Yesterday, the membership pack landed on my door mat.  Newsletter, membership cards, and rather excitingly, 50 pence a pint off vouchers for use when I next find myself in a Wetherspoon’s and in need of real beer.  So why did I sign up?

I’ve been enthusiastically consuming British beer for some years now, having dispensed in the main with my love of all things fizzy and lagery.  And as the last decade has passed, I have been increasingly heartened to observe that many things which were by a common orthodoxy despised when I was a nipper seem to have found their way back into our national good books.  And British ale is most definitely one of those things.

Yes, the days of King Keg, Watneys despised Red Barrel and the rest have well and truly gone, to be replaced by a burgeoning beer scene which has seen CAMRA at the fore front of arguing for quality standards, criticising the big pubco’s, and generally making a noise in favour of the small, local brewer.  Let’s face it, we have the ingredients all around us, and hundreds of years expertise in brewing ale.  To lose all of that to some vast, anonymous contract brewery based in the foggy plains of Belgium would have been a national tragedy, so let’s celebrate our beer industry with….errr, a beer!
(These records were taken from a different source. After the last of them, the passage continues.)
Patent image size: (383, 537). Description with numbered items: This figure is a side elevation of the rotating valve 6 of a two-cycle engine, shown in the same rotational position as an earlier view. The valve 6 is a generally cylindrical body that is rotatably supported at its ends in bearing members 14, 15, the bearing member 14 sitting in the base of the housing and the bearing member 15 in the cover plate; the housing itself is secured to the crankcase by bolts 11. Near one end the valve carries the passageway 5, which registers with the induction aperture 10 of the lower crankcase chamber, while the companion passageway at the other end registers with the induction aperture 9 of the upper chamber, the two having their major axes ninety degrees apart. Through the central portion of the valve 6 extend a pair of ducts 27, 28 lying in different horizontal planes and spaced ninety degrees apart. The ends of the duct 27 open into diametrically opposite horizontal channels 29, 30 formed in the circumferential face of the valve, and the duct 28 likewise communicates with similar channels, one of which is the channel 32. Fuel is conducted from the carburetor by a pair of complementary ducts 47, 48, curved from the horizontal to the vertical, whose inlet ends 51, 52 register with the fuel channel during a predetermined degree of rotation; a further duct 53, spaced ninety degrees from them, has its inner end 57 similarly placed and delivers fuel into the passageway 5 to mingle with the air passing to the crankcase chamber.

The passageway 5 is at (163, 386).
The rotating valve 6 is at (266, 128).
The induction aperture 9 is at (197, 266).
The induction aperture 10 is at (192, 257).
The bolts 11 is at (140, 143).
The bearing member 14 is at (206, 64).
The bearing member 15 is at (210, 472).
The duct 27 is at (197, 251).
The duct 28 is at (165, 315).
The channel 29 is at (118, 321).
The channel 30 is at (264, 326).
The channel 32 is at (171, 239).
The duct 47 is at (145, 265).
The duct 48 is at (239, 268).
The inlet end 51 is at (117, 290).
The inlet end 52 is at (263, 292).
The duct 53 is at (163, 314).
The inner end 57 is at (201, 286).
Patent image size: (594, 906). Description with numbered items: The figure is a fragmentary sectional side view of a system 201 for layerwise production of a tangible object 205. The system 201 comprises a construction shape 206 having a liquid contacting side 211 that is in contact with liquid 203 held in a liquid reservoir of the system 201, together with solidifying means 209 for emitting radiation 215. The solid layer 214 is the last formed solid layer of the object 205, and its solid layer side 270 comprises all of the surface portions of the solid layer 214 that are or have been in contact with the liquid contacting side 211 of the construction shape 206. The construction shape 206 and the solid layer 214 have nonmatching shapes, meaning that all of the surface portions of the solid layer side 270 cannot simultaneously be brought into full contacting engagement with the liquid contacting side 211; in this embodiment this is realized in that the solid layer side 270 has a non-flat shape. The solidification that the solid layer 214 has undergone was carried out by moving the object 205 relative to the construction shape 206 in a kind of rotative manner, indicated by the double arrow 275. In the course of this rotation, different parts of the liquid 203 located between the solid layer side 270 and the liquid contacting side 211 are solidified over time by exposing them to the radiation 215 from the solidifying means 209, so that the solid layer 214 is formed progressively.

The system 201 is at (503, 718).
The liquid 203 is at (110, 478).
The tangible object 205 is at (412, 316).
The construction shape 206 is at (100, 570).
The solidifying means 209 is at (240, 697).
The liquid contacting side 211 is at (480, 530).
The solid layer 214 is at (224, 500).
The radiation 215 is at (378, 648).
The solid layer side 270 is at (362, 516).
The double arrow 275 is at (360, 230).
The other effect that the renewed interest in a decent pint has had is a general raising of the bar in pubs.  Yes, I’m sure the vast majority of pubs are still noisy, crowded warehouses with watered down Castlemaine on tap, but I am increasingly finding, to my quiet delight, old pubs being renovated and stocking decent beers.  Maybe we are rising up slowly and quietly to reclaim the British pub?


Anyway, I’ve come out.  I hope this doesn’t manifest itself in a flowing beard and a love of folk music, but as far as British Beer is concerned, I’m officially now a supporter.